EDF étudie la cession totale ou partielle de sa division nord-américaine d’énergies renouvelables pour renforcer son programme nucléaire national. L’électricien, entièrement contrôlé par l’État français, cherche à dégager des marges de manœuvre alors que son endettement dépasse 50 Mds€ et que la modernisation de son parc nucléaire et la construction de six nouveaux réacteurs EPR2 nécessitent plusieurs dizaines de milliards d’euros.
La filiale américaine en première ligne des arbitrages
La branche nord-américaine du groupe, EDF Renewables North America, regroupe un portefeuille d’actifs mature, avec 23 GW de projets développés et 16 GW sous contrat de services. Malgré des performances industrielles solides, l’entité subit une pression croissante liée à l’instabilité politique aux États-Unis, notamment après la remise en cause des crédits d’impôt fédéraux et le gel des projets éoliens offshore décidé par l’administration Trump.
EDF a déjà enregistré une dépréciation de près de 900 M€ sur le projet Atlantic Shores, co-développé avec Shell dans le New Jersey, qui a perdu son éligibilité aux contrats d’achat garantis. Cette dépréciation alimente les réflexions sur une sortie stratégique du marché américain des renouvelables.
Comparables de marché et valorisation potentielle
Les premières estimations situent la valorisation de la filiale entre 2 et 4 Mds€, en fonction du périmètre cédé et des conditions de marché. À titre de comparaison, EDPR a récemment vendu 49 % d’un portefeuille de 1,63 GW à Ares pour une valeur d’entreprise de 2,9 Mds$, un niveau de valorisation élevé qui pourrait servir de référence dans les négociations.
La plateforme d’EDF, dotée de contrats de long terme et d’un historique opérationnel robuste, présente un profil attractif pour les investisseurs financiers à la recherche d’actifs décarbonés avec des flux prévisibles. Une cession complète offrirait à EDF une opportunité de renforcer son bilan, tandis qu’une vente partielle permettrait de conserver une présence stratégique sur un marché en mutation.
Une réorientation vers le nucléaire national
Le recentrage sur les actifs français s’inscrit dans une dynamique de souveraineté énergétique. EDF bénéficie sur son territoire d’un cadre réglementaire stabilisé, avec des prix de gros moins volatils et une régulation tarifaire en cours de révision. Le nucléaire français reste un pilier du mix énergétique national, représentant plus de 60 % de la production électrique, avec un appui politique renforcé pour son extension.

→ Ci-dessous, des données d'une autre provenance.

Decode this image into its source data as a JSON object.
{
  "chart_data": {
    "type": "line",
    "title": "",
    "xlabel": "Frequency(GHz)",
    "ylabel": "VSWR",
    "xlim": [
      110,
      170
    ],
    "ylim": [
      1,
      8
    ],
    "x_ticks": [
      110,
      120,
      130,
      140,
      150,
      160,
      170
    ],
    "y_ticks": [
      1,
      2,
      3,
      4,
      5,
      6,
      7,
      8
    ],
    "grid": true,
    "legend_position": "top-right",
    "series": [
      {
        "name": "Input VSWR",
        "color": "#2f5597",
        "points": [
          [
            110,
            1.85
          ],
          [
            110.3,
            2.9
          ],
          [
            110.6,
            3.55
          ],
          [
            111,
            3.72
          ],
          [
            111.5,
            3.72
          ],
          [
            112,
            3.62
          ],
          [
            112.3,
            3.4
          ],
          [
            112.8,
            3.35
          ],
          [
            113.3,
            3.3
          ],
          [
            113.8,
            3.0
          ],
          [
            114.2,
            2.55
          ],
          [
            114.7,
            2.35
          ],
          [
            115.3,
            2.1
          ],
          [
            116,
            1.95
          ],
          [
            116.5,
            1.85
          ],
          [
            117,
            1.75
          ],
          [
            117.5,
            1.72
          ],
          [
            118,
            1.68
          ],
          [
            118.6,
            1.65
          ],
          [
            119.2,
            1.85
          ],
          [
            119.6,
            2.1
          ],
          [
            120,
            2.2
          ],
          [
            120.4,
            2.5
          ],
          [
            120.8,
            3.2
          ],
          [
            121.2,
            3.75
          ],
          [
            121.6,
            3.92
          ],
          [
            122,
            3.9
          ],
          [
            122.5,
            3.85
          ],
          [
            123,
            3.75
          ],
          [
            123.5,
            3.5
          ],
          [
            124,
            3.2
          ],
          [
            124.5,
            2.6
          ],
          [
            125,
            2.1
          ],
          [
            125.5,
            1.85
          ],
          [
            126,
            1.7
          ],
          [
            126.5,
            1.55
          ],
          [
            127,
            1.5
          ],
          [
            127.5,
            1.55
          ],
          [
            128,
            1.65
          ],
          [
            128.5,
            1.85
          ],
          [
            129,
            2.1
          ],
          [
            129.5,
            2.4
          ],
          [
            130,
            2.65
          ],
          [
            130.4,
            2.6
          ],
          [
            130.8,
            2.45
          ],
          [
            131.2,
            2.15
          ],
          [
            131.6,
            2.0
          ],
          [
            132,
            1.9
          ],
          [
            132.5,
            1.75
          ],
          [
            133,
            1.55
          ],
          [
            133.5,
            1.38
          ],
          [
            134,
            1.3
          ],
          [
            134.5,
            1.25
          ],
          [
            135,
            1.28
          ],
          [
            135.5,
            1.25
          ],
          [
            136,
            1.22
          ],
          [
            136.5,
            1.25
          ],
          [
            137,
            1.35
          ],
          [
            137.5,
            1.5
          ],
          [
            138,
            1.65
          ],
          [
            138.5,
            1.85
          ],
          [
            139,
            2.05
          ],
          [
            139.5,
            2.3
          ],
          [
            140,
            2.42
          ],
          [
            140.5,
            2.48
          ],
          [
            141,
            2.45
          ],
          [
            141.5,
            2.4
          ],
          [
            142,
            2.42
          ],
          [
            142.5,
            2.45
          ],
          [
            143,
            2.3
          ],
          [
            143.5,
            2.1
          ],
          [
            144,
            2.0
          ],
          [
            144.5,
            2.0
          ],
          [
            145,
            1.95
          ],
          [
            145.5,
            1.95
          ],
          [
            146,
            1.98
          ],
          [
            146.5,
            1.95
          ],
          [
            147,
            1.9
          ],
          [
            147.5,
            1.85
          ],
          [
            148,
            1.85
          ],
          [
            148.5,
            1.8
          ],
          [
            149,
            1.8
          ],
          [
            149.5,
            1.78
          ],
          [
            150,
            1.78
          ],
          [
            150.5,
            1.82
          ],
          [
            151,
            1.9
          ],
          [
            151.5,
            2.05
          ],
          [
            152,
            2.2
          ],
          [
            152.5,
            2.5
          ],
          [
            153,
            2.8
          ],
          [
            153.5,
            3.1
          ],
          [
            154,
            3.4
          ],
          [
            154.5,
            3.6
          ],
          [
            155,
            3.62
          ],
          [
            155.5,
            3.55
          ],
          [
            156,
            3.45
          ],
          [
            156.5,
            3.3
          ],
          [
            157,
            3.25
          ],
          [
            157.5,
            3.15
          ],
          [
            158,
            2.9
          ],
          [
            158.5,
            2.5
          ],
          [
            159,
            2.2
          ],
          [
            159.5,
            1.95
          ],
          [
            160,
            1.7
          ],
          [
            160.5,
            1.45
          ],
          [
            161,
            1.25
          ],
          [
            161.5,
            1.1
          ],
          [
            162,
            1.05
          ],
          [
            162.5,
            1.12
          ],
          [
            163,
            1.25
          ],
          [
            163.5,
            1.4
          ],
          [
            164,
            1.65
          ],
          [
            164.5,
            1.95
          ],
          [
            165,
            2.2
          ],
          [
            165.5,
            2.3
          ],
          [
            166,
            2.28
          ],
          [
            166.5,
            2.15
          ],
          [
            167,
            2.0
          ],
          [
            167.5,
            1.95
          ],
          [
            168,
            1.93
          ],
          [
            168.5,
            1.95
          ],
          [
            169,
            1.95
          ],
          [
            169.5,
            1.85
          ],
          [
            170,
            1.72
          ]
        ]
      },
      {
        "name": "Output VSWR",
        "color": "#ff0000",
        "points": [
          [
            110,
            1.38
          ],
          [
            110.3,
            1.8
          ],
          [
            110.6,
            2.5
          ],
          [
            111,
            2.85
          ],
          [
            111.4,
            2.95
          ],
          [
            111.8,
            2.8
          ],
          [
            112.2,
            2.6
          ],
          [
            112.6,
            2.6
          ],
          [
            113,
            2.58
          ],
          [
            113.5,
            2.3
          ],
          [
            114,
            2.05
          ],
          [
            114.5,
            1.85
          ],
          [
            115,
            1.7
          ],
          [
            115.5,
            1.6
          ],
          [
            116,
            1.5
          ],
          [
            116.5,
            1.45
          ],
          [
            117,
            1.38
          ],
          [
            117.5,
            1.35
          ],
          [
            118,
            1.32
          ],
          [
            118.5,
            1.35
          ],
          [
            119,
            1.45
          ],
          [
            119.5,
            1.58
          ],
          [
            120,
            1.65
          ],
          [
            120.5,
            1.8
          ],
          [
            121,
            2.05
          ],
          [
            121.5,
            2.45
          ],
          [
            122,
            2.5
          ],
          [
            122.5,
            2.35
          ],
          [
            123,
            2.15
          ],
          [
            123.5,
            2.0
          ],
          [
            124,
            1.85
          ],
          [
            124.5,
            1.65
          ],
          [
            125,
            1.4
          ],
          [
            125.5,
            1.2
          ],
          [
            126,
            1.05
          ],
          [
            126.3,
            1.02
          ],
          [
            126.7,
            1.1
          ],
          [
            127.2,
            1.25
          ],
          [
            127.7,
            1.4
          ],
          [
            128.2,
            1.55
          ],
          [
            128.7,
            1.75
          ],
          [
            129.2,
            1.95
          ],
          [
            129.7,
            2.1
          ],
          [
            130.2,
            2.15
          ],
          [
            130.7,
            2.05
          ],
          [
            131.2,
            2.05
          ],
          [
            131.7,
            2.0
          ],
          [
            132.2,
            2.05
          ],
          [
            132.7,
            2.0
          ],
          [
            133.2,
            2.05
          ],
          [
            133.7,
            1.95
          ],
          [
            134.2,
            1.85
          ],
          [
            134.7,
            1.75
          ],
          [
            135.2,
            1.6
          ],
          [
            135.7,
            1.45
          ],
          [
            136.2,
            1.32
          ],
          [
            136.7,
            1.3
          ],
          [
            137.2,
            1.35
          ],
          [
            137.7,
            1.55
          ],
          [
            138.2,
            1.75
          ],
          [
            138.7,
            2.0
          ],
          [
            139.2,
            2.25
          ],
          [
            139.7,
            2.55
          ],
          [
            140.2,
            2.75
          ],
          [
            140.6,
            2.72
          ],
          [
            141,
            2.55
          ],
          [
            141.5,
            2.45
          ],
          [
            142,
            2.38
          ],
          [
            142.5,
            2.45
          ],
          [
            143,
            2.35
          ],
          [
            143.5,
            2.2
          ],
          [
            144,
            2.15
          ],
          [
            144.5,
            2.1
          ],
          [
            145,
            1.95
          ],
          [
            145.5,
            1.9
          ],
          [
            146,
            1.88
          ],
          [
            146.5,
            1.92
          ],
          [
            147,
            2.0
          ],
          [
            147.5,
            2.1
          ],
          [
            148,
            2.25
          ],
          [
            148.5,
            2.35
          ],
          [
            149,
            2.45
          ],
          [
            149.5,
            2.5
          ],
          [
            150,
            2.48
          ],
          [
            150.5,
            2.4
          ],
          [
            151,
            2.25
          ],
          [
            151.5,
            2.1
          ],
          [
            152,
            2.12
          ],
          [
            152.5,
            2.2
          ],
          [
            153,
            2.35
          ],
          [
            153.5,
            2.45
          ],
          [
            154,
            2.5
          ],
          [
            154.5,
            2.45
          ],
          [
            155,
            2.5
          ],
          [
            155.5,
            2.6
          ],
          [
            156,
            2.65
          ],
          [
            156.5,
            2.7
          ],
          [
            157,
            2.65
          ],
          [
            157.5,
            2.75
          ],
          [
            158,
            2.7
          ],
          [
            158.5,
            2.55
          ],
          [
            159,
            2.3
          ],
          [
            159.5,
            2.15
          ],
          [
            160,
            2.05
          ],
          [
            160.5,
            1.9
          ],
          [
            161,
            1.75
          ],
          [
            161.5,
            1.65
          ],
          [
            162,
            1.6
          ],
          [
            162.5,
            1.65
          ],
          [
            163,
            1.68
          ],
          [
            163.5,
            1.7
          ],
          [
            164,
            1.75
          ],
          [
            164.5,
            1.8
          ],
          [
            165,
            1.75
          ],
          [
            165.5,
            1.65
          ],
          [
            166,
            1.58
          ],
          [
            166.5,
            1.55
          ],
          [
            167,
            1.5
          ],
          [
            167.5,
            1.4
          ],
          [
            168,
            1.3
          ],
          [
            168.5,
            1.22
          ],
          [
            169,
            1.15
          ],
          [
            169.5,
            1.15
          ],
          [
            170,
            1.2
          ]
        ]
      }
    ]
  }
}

La stratégie actuelle, validée par les autorités publiques, mise sur la sécurisation du financement du nouveau programme nucléaire à travers des mécanismes spécifiques, incluant potentiellement un modèle de type RAB (Regulated Asset Base) ou des contrats pour différence (CfD), déjà utilisés dans d’autres pays européens.
Impact sur la chaîne de valeur et les marchés
Une cession permettrait à EDF de simplifier sa structure financière, mais impliquerait une réallocation des actifs vers des opérateurs privés, notamment des fonds d’infrastructure comme Ares, Brookfield ou KKR. Ces acteurs, déjà actifs dans les énergies renouvelables aux États-Unis, se montrent particulièrement intéressés par des plateformes clés-en-main offrant un historique éprouvé et une base contractuelle sécurisée.
À court terme, ce retrait industriel d’un acteur européen pourrait réduire la concurrence sur certains appels d’offres, tout en accélérant la financiarisation du secteur, dans un contexte d’incertitude croissante sur la politique énergétique fédérale américaine.